A motorcyclist carried out a suicide bombing at a busy section of the eastern capital of Jalalabad during the morning rush hour Saturday, killing 35 people and injuring more than 100. Government workers collecting their pay at a bank were apparently targeted, with children among the casualties.

Ministry of Interior spokesman Sediq Sediqqi was reluctant to confirm the Islamic State’s culpability on Sunday, pointing to an ongoing investigation.

"The Afghan security forces are working day and night to prevent these kinds of attacks," he said. "Every 24 hours we are making new arrests," he said.

He dismissed the idea that Afghanistan faces the same threat as Iraq now that the U.S. has drawn down its troops from the country, leaving behind only a residual force.

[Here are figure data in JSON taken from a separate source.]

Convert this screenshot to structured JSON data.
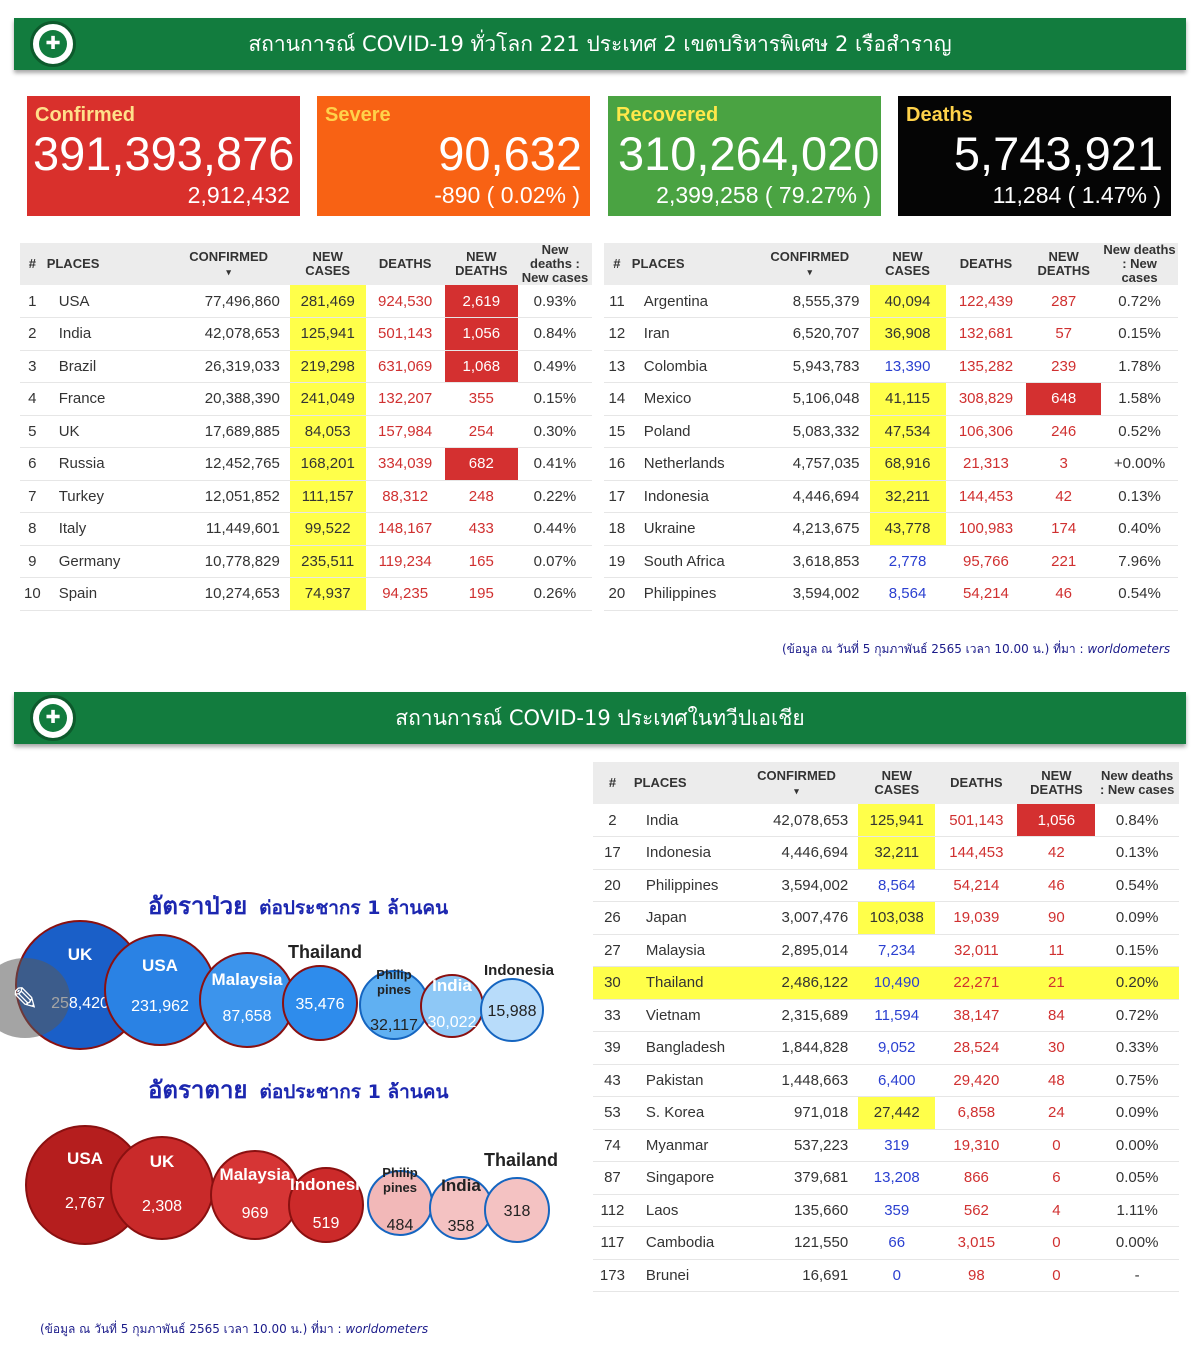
{
  "banner1": {
    "title": "สถานการณ์ COVID-19 ทั่วโลก 221 ประเทศ 2 เขตบริหารพิเศษ 2 เรือสำราญ"
  },
  "banner2": {
    "title": "สถานการณ์ COVID-19  ประเทศในทวีปเอเชีย"
  },
  "cards": {
    "confirmed": {
      "label": "Confirmed",
      "value": "391,393,876",
      "sub": "2,912,432",
      "color": "#d9302c"
    },
    "severe": {
      "label": "Severe",
      "value": "90,632",
      "sub": "-890 ( 0.02% )",
      "color": "#f86214"
    },
    "recovered": {
      "label": "Recovered",
      "value": "310,264,020",
      "sub": "2,399,258 ( 79.27% )",
      "color": "#4aa342"
    },
    "deaths": {
      "label": "Deaths",
      "value": "5,743,921",
      "sub": "11,284 ( 1.47% )",
      "color": "#050505"
    }
  },
  "table_headers": {
    "num": "#",
    "places": "PLACES",
    "confirmed": "CONFIRMED",
    "sort": "▾",
    "new_cases": "NEW CASES",
    "deaths": "DEATHS",
    "new_deaths": "NEW DEATHS",
    "ratio": "New deaths : New cases"
  },
  "world_left": [
    [
      "1",
      "USA",
      "77,496,860",
      "281,469",
      "924,530",
      "2,619",
      "0.93%"
    ],
    [
      "2",
      "India",
      "42,078,653",
      "125,941",
      "501,143",
      "1,056",
      "0.84%"
    ],
    [
      "3",
      "Brazil",
      "26,319,033",
      "219,298",
      "631,069",
      "1,068",
      "0.49%"
    ],
    [
      "4",
      "France",
      "20,388,390",
      "241,049",
      "132,207",
      "355",
      "0.15%"
    ],
    [
      "5",
      "UK",
      "17,689,885",
      "84,053",
      "157,984",
      "254",
      "0.30%"
    ],
    [
      "6",
      "Russia",
      "12,452,765",
      "168,201",
      "334,039",
      "682",
      "0.41%"
    ],
    [
      "7",
      "Turkey",
      "12,051,852",
      "111,157",
      "88,312",
      "248",
      "0.22%"
    ],
    [
      "8",
      "Italy",
      "11,449,601",
      "99,522",
      "148,167",
      "433",
      "0.44%"
    ],
    [
      "9",
      "Germany",
      "10,778,829",
      "235,511",
      "119,234",
      "165",
      "0.07%"
    ],
    [
      "10",
      "Spain",
      "10,274,653",
      "74,937",
      "94,235",
      "195",
      "0.26%"
    ]
  ],
  "world_right": [
    [
      "11",
      "Argentina",
      "8,555,379",
      "40,094",
      "122,439",
      "287",
      "0.72%"
    ],
    [
      "12",
      "Iran",
      "6,520,707",
      "36,908",
      "132,681",
      "57",
      "0.15%"
    ],
    [
      "13",
      "Colombia",
      "5,943,783",
      "13,390",
      "135,282",
      "239",
      "1.78%"
    ],
    [
      "14",
      "Mexico",
      "5,106,048",
      "41,115",
      "308,829",
      "648",
      "1.58%"
    ],
    [
      "15",
      "Poland",
      "5,083,332",
      "47,534",
      "106,306",
      "246",
      "0.52%"
    ],
    [
      "16",
      "Netherlands",
      "4,757,035",
      "68,916",
      "21,313",
      "3",
      "+0.00%"
    ],
    [
      "17",
      "Indonesia",
      "4,446,694",
      "32,211",
      "144,453",
      "42",
      "0.13%"
    ],
    [
      "18",
      "Ukraine",
      "4,213,675",
      "43,778",
      "100,983",
      "174",
      "0.40%"
    ],
    [
      "19",
      "South Africa",
      "3,618,853",
      "2,778",
      "95,766",
      "221",
      "7.96%"
    ],
    [
      "20",
      "Philippines",
      "3,594,002",
      "8,564",
      "54,214",
      "46",
      "0.54%"
    ]
  ],
  "world_left_yellow": [
    0,
    1,
    2,
    3,
    4,
    5,
    6,
    7,
    8,
    9
  ],
  "world_left_reddeaths": [
    0,
    1,
    2,
    5
  ],
  "world_right_yellow": [
    0,
    1,
    3,
    4,
    5,
    6,
    7
  ],
  "world_right_reddeaths": [
    3
  ],
  "asia_rows": [
    [
      "2",
      "India",
      "42,078,653",
      "125,941",
      "501,143",
      "1,056",
      "0.84%"
    ],
    [
      "17",
      "Indonesia",
      "4,446,694",
      "32,211",
      "144,453",
      "42",
      "0.13%"
    ],
    [
      "20",
      "Philippines",
      "3,594,002",
      "8,564",
      "54,214",
      "46",
      "0.54%"
    ],
    [
      "26",
      "Japan",
      "3,007,476",
      "103,038",
      "19,039",
      "90",
      "0.09%"
    ],
    [
      "27",
      "Malaysia",
      "2,895,014",
      "7,234",
      "32,011",
      "11",
      "0.15%"
    ],
    [
      "30",
      "Thailand",
      "2,486,122",
      "10,490",
      "22,271",
      "21",
      "0.20%"
    ],
    [
      "33",
      "Vietnam",
      "2,315,689",
      "11,594",
      "38,147",
      "84",
      "0.72%"
    ],
    [
      "39",
      "Bangladesh",
      "1,844,828",
      "9,052",
      "28,524",
      "30",
      "0.33%"
    ],
    [
      "43",
      "Pakistan",
      "1,448,663",
      "6,400",
      "29,420",
      "48",
      "0.75%"
    ],
    [
      "53",
      "S. Korea",
      "971,018",
      "27,442",
      "6,858",
      "24",
      "0.09%"
    ],
    [
      "74",
      "Myanmar",
      "537,223",
      "319",
      "19,310",
      "0",
      "0.00%"
    ],
    [
      "87",
      "Singapore",
      "379,681",
      "13,208",
      "866",
      "6",
      "0.05%"
    ],
    [
      "112",
      "Laos",
      "135,660",
      "359",
      "562",
      "4",
      "1.11%"
    ],
    [
      "117",
      "Cambodia",
      "121,550",
      "66",
      "3,015",
      "0",
      "0.00%"
    ],
    [
      "173",
      "Brunei",
      "16,691",
      "0",
      "98",
      "0",
      "-"
    ]
  ],
  "asia_yellow": [
    0,
    1,
    3,
    9
  ],
  "asia_reddeaths": [
    0
  ],
  "asia_highlight_row": 5,
  "source": {
    "prefix": "(ข้อมูล ณ วันที่ 5 กุมภาพันธ์ 2565 เวลา 10.00 น.) ที่มา :",
    "site": "worldometers"
  },
  "infection": {
    "title": "อัตราป่วย",
    "subtitle": "ต่อประชากร 1 ล้านคน"
  },
  "death": {
    "title": "อัตราตาย",
    "subtitle": "ต่อประชากร 1 ล้านคน"
  },
  "chart_data": [
    {
      "type": "bubble",
      "title": "อัตราป่วย ต่อประชากร 1 ล้านคน",
      "categories": [
        "UK",
        "USA",
        "Malaysia",
        "Thailand",
        "Philip pines",
        "India",
        "Indonesia"
      ],
      "values": [
        258420,
        231962,
        87658,
        35476,
        32117,
        30022,
        15988
      ],
      "labels": [
        "258,420",
        "231,962",
        "87,658",
        "35,476",
        "32,117",
        "30,022",
        "15,988"
      ],
      "colors": [
        "#1a5fc8",
        "#2a82e4",
        "#3c94ec",
        "#2e8cec",
        "#60b0f2",
        "#8ec8f6",
        "#b8dcfa"
      ]
    },
    {
      "type": "bubble",
      "title": "อัตราตาย ต่อประชากร 1 ล้านคน",
      "categories": [
        "USA",
        "UK",
        "Malaysia",
        "Indonesia",
        "Philip pines",
        "India",
        "Thailand"
      ],
      "values": [
        2767,
        2308,
        969,
        519,
        484,
        358,
        318
      ],
      "labels": [
        "2,767",
        "2,308",
        "969",
        "519",
        "484",
        "358",
        "318"
      ],
      "colors": [
        "#b51e1e",
        "#c92a2a",
        "#d63535",
        "#cc2a2a",
        "#f2b8b8",
        "#f4c2c2",
        "#f4c2c2"
      ]
    }
  ]
}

“Our country is different from Iraq. ISIS would not succeed here the same way the Taliban has not been able to succeed” he said, using an alternative name for the Islamic State. The Afghans will not allow any enemy to divide them.”

Afghan President Ashraf Ghani blamed the group during a televised address Saturday, giving credence to the Islamic State claim.

“Today the deadly attack in Nangarhar Province — who claimed responsibility?” he said. “Taliban did not claim responsibility, but Daesh claimed responsibility.”

Daesh is an Arabic acronym for the Islamic State.

A self-appointed Islamic State spokesman claimed via text messages to news media Saturday that the militant group was responsible for the attack. The Taliban immediately denied responsibility and condemned it on social media.

Shahidullah Shahid, who identifies himself as the Islamic State spokesman for the region, was expelled from the Pakistani Taliban last fall after pledging allegiance to the militant group.

Some analysts and Afghan leaders have described apparent Islamic State activity in Afghanistan as a rebranding of the existing insurgency, rather than an influx of foreign fighters heeding a religious call.

“Such suicide attacks, killings, beheadings and terror happened before,” said Afghan parliamentarian Ali Akbar Qasimi, who heads parliament's defense commission. “They are the same people. The only thing is that they changed the cloth from white to black, and it means that they will continue what they want to do.”

But he expressed concern about the Islamic State group’s methods, which are extreme even by Taliban standards.

While the Taliban see themselves as Afghanistan’s legitimate government and tend to shy away from civilian domestic targets, the Islamic State has shown little reluctance in pursuing indiscriminate slaughter.

“For Afghans it is very important that they stay committed to their security forces” Qasimi said. “Because [the Islamic State] is a big demon and our country will have a very bad future if they remain active.”